La curatela avanzava richieste per 13 milioni, il Comune ne pagherà 1,3

MONREALE, 20 novembre – Il Comune chiude i conti con l’Alto Belice Ambiente, la società fallita nel dicembre del 2014 che curava il servizio di smaltimento rifiuti per conto dell’ex Ato Palermo 2. Il giudice fallimentare, infatti, ha accettato la proposta di 1,3 milioni di euro avanzata dall’amministrazione comunale. Ad annunciarlo è stato il sindaco Piero Capizzi, all’inizio della seduta consiliare convocata per stasera per discutere il conto consuntivo 2016.

Dopo il fallimento dell’ex società d’ambito, la richiesta avanzata dalla curatela, rappresentata dall’avvocato Cristina Bonomonte, era di ben 13,2 milioni di euro. Nel corso di questo lungo periodo, però, come lo stesso sindaco ha avuto modo di sostenere, è stato possibile confrontare i dati e “riallinearli”, fino ad arrivare alla cifra di 1,3 milioni con cui la transazione è stata chiusa.

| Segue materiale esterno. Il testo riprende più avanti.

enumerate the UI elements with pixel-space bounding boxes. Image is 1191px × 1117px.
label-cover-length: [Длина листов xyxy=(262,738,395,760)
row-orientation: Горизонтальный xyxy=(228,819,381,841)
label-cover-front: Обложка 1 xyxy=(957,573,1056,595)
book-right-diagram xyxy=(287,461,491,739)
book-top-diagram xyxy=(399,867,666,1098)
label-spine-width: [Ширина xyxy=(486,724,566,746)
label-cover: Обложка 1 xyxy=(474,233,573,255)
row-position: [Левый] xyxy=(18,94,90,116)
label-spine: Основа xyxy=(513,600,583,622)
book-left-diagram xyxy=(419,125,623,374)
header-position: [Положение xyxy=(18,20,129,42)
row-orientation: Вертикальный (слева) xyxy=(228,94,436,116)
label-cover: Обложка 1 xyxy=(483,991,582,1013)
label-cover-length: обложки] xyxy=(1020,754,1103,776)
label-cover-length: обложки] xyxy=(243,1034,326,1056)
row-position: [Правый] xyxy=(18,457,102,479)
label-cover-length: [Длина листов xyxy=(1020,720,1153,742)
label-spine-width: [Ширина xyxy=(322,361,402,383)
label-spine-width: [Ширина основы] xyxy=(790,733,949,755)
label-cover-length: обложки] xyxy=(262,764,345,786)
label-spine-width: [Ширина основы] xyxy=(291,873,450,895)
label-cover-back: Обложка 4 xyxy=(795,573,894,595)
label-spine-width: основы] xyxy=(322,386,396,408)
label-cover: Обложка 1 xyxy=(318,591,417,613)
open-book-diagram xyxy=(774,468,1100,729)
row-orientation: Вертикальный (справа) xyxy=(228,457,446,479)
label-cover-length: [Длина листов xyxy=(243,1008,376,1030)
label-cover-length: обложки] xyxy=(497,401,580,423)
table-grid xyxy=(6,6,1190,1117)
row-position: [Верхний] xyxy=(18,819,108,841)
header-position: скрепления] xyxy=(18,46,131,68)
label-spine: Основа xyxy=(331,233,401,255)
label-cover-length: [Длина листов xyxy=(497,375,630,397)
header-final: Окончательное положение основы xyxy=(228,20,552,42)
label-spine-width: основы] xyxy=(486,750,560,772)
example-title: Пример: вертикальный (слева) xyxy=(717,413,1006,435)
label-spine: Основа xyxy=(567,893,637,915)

“Con questo risultato – ha detto Capizzi – possiamo affermare con orgoglio di avere già esaurito l’estinzione del debito da 32 milioni di euro relativo al piano di riequilibrio pluriennale che ho trovato sul mio tavolo non appena mi sono insediato. Alla luce delle cifre che attualmente spendiamo per garantire il servizio di smaltimento rifiuti, però, mi chiedo come mai il servizio in quegli anni costasse fino a dieci milioni di euro all’anno.
Adesso, andremo al dissesto, non appena conosceremo le motivazioni della Corte dei Conti, ma siamo consapevoli di aver operato nell’’interesse dei cittadini”.